A special way of GBR
The symposium started with a brilliant session on bone augmentation, where Istvan Urban (Hungary) once again showed why he is a reference in vertical and horizontal bone augmentation. He wowed the audience with his “sausage technique”, which might be described as a specific technique in Guided Bone Regeneration (GBR) with a barrier membrane and bone grafting material. He explained his selection criteria for the latter, mentioned the important anatomical landmarks to watch out for and went through the surgical procedures. The very lively discussions with the audience were moderated by Tang Junbo and Ji Ping (both China).
Soft tissue – a game changer
Francesco Cairo (Italy) then shared some of his insights on soft tissue augmentation around natural teeth and implants. Clinical decision-making for the right procedure depends on the number of teeth or implants with gingival recession, the depth of the recession, the width of the remaining keratinised gingiva on the receding root side and the exposure of the root surface. The presence of a periodontal membrane around natural teeth, with a richer blood supply to the soft tissues than implants, allows complex root surface coverage to reposition the gingiva, whereas implants often require bone augmentation prior to soft tissue augmentation. Li Dehua (China) followed with a presentation on peri-implant keratinised tissue gain after bone augmentation. He discussed the significance of peri-implant keratinised mucosa on tissue health and marginal bone level stability and stated that a keratinised mucosa width of less than 2 mm increases patient discomfort, compromises oral hygiene maintenance and increases the risk of peri-implantitis. Surgical techniques using free gingival graft have the best results, but mean more pain and discomfort for the patient.
What, when and how…
Next on stage were Daniel Thoma (Switzerland) and Man Yi (China) with their impressive lectures on how to treat extraction sockets.

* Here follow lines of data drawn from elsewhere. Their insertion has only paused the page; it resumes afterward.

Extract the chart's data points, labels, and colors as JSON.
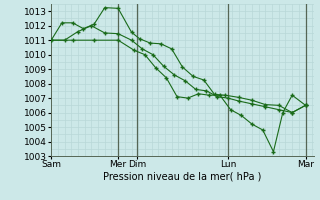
{
  "background_color": "#cce8e8",
  "grid_major_color": "#b8d8d8",
  "grid_minor_color": "#cce8e8",
  "line_color": "#1a6b1a",
  "ylabel": "Pression niveau de la mer( hPa )",
  "ylim": [
    1003,
    1013.5
  ],
  "yticks": [
    1003,
    1004,
    1005,
    1006,
    1007,
    1008,
    1009,
    1010,
    1011,
    1012,
    1013
  ],
  "series": [
    {
      "x": [
        0.0,
        0.4,
        0.8,
        1.2,
        1.6,
        2.0,
        2.5,
        3.0,
        3.3,
        3.7,
        4.1,
        4.5,
        4.9,
        5.3,
        5.7,
        6.1,
        6.5,
        7.0,
        7.5,
        8.0,
        8.5,
        9.0,
        9.5
      ],
      "y": [
        1011.0,
        1012.2,
        1012.2,
        1011.8,
        1012.1,
        1013.25,
        1013.2,
        1011.55,
        1011.1,
        1010.8,
        1010.75,
        1010.4,
        1009.15,
        1008.5,
        1008.25,
        1007.25,
        1007.2,
        1007.05,
        1006.85,
        1006.55,
        1006.5,
        1006.0,
        1006.5
      ]
    },
    {
      "x": [
        0.0,
        0.5,
        1.0,
        1.5,
        2.0,
        2.5,
        3.0,
        3.4,
        3.8,
        4.2,
        4.6,
        5.0,
        5.4,
        5.8,
        6.2,
        6.6,
        7.0,
        7.5,
        8.0,
        8.5,
        9.0,
        9.5
      ],
      "y": [
        1011.0,
        1011.0,
        1011.6,
        1012.0,
        1011.5,
        1011.45,
        1011.0,
        1010.4,
        1010.0,
        1009.2,
        1008.6,
        1008.2,
        1007.6,
        1007.5,
        1007.1,
        1007.0,
        1006.8,
        1006.6,
        1006.4,
        1006.2,
        1006.0,
        1006.5
      ]
    },
    {
      "x": [
        0.0,
        0.8,
        1.6,
        2.5,
        3.1,
        3.5,
        3.9,
        4.3,
        4.7,
        5.1,
        5.5,
        5.9,
        6.3,
        6.7,
        7.1,
        7.5,
        7.9,
        8.3,
        8.65,
        9.0,
        9.5
      ],
      "y": [
        1011.0,
        1011.0,
        1011.0,
        1011.0,
        1010.3,
        1010.0,
        1009.1,
        1008.4,
        1007.1,
        1007.0,
        1007.3,
        1007.2,
        1007.2,
        1006.2,
        1005.8,
        1005.2,
        1004.8,
        1003.3,
        1006.0,
        1007.2,
        1006.5
      ]
    }
  ],
  "vlines_x": [
    2.5,
    3.2,
    6.6,
    9.5
  ],
  "vline_color": "#556655",
  "xtick_positions": [
    0.0,
    2.5,
    3.2,
    6.6,
    9.5
  ],
  "xtick_labels": [
    "Sam",
    "Mer",
    "Dim",
    "Lun",
    "Mar"
  ]
}
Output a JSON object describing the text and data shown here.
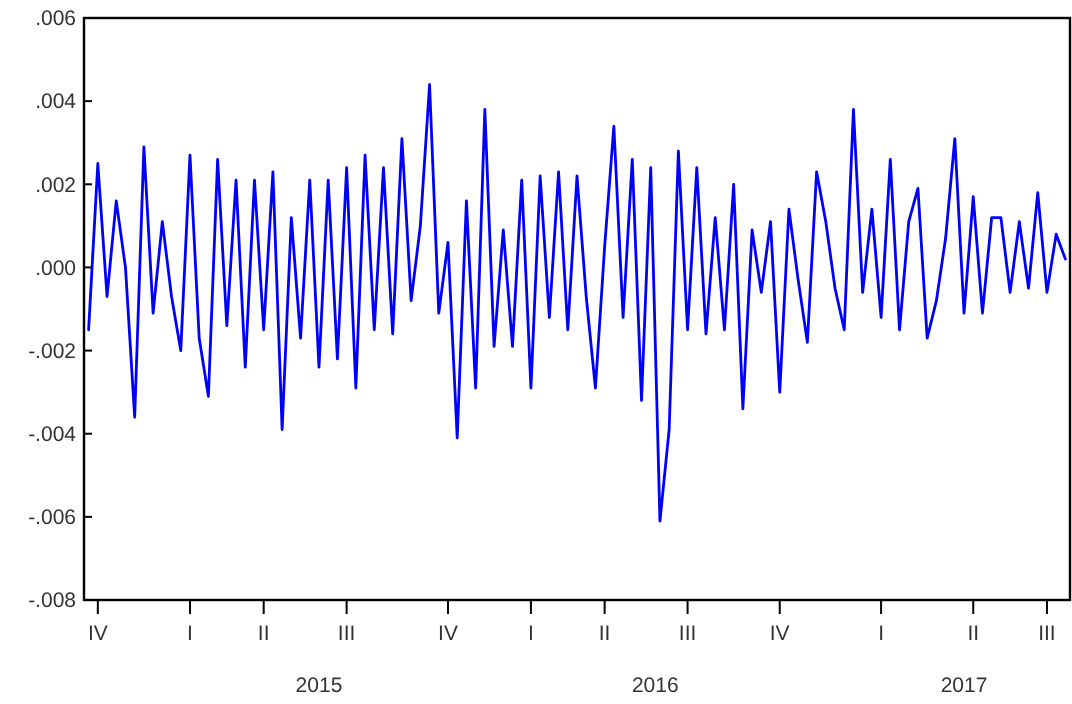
{
  "chart_data": {
    "type": "line",
    "categories": [
      null,
      "IV",
      null,
      null,
      null,
      null,
      null,
      null,
      null,
      null,
      null,
      "I",
      null,
      null,
      null,
      null,
      null,
      null,
      null,
      "II",
      null,
      null,
      null,
      null,
      null,
      null,
      null,
      null,
      "III",
      null,
      null,
      null,
      null,
      null,
      null,
      null,
      null,
      null,
      null,
      "IV",
      null,
      null,
      null,
      null,
      null,
      null,
      null,
      null,
      "I",
      null,
      null,
      null,
      null,
      null,
      null,
      null,
      "II",
      null,
      null,
      null,
      null,
      null,
      null,
      null,
      null,
      "III",
      null,
      null,
      null,
      null,
      null,
      null,
      null,
      null,
      null,
      "IV",
      null,
      null,
      null,
      null,
      null,
      null,
      null,
      null,
      null,
      null,
      "I",
      null,
      null,
      null,
      null,
      null,
      null,
      null,
      null,
      null,
      "II",
      null,
      null,
      null,
      null,
      null,
      null,
      null,
      "III",
      null,
      null
    ],
    "series": [
      {
        "color": "#0000ff",
        "values": [
          -0.0015,
          0.0025,
          -0.0007,
          0.0016,
          0,
          -0.0036,
          0.0029,
          -0.0011,
          0.0011,
          -0.0007,
          -0.002,
          0.0027,
          -0.0017,
          -0.0031,
          0.0026,
          -0.0014,
          0.0021,
          -0.0024,
          0.0021,
          -0.0015,
          0.0023,
          -0.0039,
          0.0012,
          -0.0017,
          0.0021,
          -0.0024,
          0.0021,
          -0.0022,
          0.0024,
          -0.0029,
          0.0027,
          -0.0015,
          0.0024,
          -0.0016,
          0.0031,
          -0.0008,
          0.001,
          0.0044,
          -0.0011,
          0.0006,
          -0.0041,
          0.0016,
          -0.0029,
          0.0038,
          -0.0019,
          0.0009,
          -0.0019,
          0.0021,
          -0.0029,
          0.0022,
          -0.0012,
          0.0023,
          -0.0015,
          0.0022,
          -0.0007,
          -0.0029,
          0.0005,
          0.0034,
          -0.0012,
          0.0026,
          -0.0032,
          0.0024,
          -0.0061,
          -0.0039,
          0.0028,
          -0.0015,
          0.0024,
          -0.0016,
          0.0012,
          -0.0015,
          0.002,
          -0.0034,
          0.0009,
          -0.0006,
          0.0011,
          -0.003,
          0.0014,
          -0.0003,
          -0.0018,
          0.0023,
          0.0011,
          -0.0005,
          -0.0015,
          0.0038,
          -0.0006,
          0.0014,
          -0.0012,
          0.0026,
          -0.0015,
          0.0011,
          0.0019,
          -0.0017,
          -0.0008,
          0.0007,
          0.0031,
          -0.0011,
          0.0017,
          -0.0011,
          0.0012,
          0.0012,
          -0.0006,
          0.0011,
          -0.0005,
          0.0018,
          -0.0006,
          0.0008,
          0.0002
        ]
      }
    ],
    "annotations": [
      "2015",
      "2016",
      "2017"
    ],
    "ylim": [
      -0.008,
      0.006
    ],
    "yticks": [
      {
        "value": -0.008,
        "label": "-.008"
      },
      {
        "value": -0.006,
        "label": "-.006"
      },
      {
        "value": -0.004,
        "label": "-.004"
      },
      {
        "value": -0.002,
        "label": "-.002"
      },
      {
        "value": 0,
        "label": ".000"
      },
      {
        "value": 0.002,
        "label": ".002"
      },
      {
        "value": 0.004,
        "label": ".004"
      },
      {
        "value": 0.006,
        "label": ".006"
      }
    ],
    "grid": false,
    "marker": "none",
    "line_style": "solid"
  }
}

Daniel Thoma specifically lectured on ridge preservation and the timing of implant placement, whereas Man Yi discussed the question of when grafting might be indicated during immediate implant placement.
The afternoon sessions consisted of case presentations by Istvan Urban and Fan Zheng (China) for bone regeneration, while Daniel Thoma and Zhou Wenjuan (China) each showed their cases for soft tissue regeneration.
Raising complexity under difficult conditions
These sessions were followed by an overview on peri-implantitis, its risk factors and treatment options, given by Daniele Cardaropoli (Italy) and Lai Hongchang (China). Dental plaque is the most common risk factor followed by smoking, iatrogenic factors as well as the lack of sufficient keratinised soft tissue. Cardaropoli later showed some cases illustrating the different treatment options.
The symposium concluded with possibly the most challenging topic, namely bone reconstruction in the aesthetic zone, by Ueli Grunder (Switzerland) and Su Yucheng (China). Grunder emphasised the importance of bone augmentation in the buccal area to ensure the presence of a papilla, which is particularly important in the aesthetic zone. According to him the predictability of the outcome depends on flap design, implant position, GBR technique and flap adaptation.
All in all, despite short-term changes due to the pandemic, it was possible to successfully carry out this high-calibre programme in a combination of face-to face event, live broadcasting and video recording.